An executive order from President Trump guaranteed that TSA agents would receive back pay for the time worked during the shutdown. The order did not resolve when that compensation would arrive or address the immediate financial pressure on workers who cannot wait.
What Senate Democrats want in return
Senate Democrats have used the shutdown debate to push for changes to how ICE operates. Specific proposals include prohibiting ICE agents from wearing masks during enforcement operations and requiring judicial warrants before agents can enter private residences. Those demands have not been incorporated into any agreement reached so far, and their status in any final deal remains unresolved.
What comes next
The House is not expected back in session until mid-April. That timeline means TSA agents will go additional weeks without regular pay, airport disruptions will continue, and the political argument over DHS funding will remain unsettled heading into a period when both parties are already thinking about electoral positioning.

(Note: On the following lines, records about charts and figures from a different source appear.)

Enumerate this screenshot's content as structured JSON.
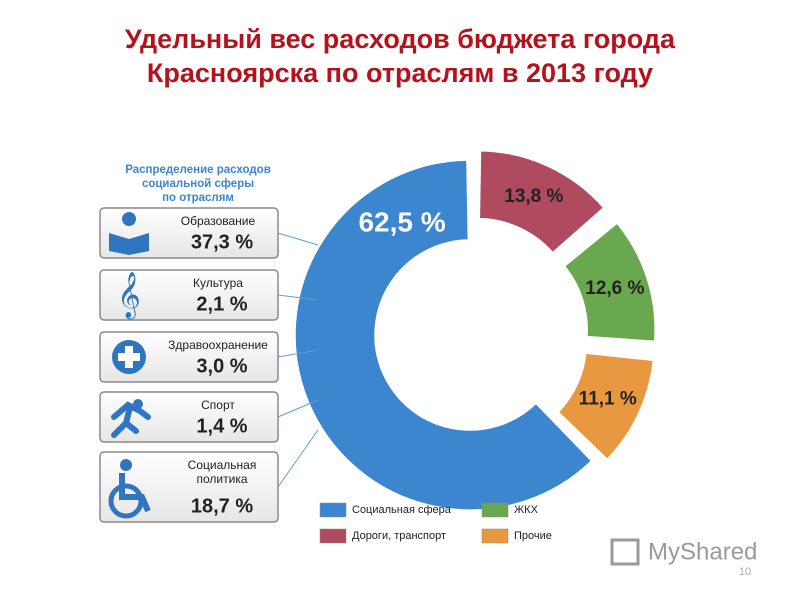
{
  "chart_data": {
    "type": "pie",
    "title": "Удельный вес расходов бюджета города Красноярска по отраслям в 2013 году",
    "categories": [
      "Социальная сфера",
      "Дороги, транспорт",
      "ЖКХ",
      "Прочие"
    ],
    "values": [
      62.5,
      13.8,
      12.6,
      11.1
    ],
    "value_labels": [
      "62,5 %",
      "13,8 %",
      "12,6 %",
      "11,1 %"
    ],
    "colors": [
      "#3b86cf",
      "#b04a5f",
      "#6aa84f",
      "#e8993f"
    ],
    "breakdown": {
      "title": "Распределение расходов социальной сферы по отраслям",
      "categories": [
        "Образование",
        "Культура",
        "Здравоохранение",
        "Спорт",
        "Социальная политика"
      ],
      "values": [
        37.3,
        2.1,
        3.0,
        1.4,
        18.7
      ],
      "value_labels": [
        "37,3 %",
        "2,1 %",
        "3,0 %",
        "1,4 %",
        "18,7 %"
      ]
    }
  },
  "watermark": "MyShared",
  "page_number": "10"
}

Public disapproval of ICE has registered in recent polling, and some strategists within the Republican Party have suggested that a bipartisan agreement on enforcement reform could offer political cover while ending a shutdown that is visibly inconveniencing millions of travelers. Whether that calculation influences House Republicans when they return remains to be seen.
The DHSÂ shutdown that began as a dispute over immigration enforcement funding has become something broader: a test of whether Congress can govern when the two chambers of the same party cannot agree on what to bring to a vote.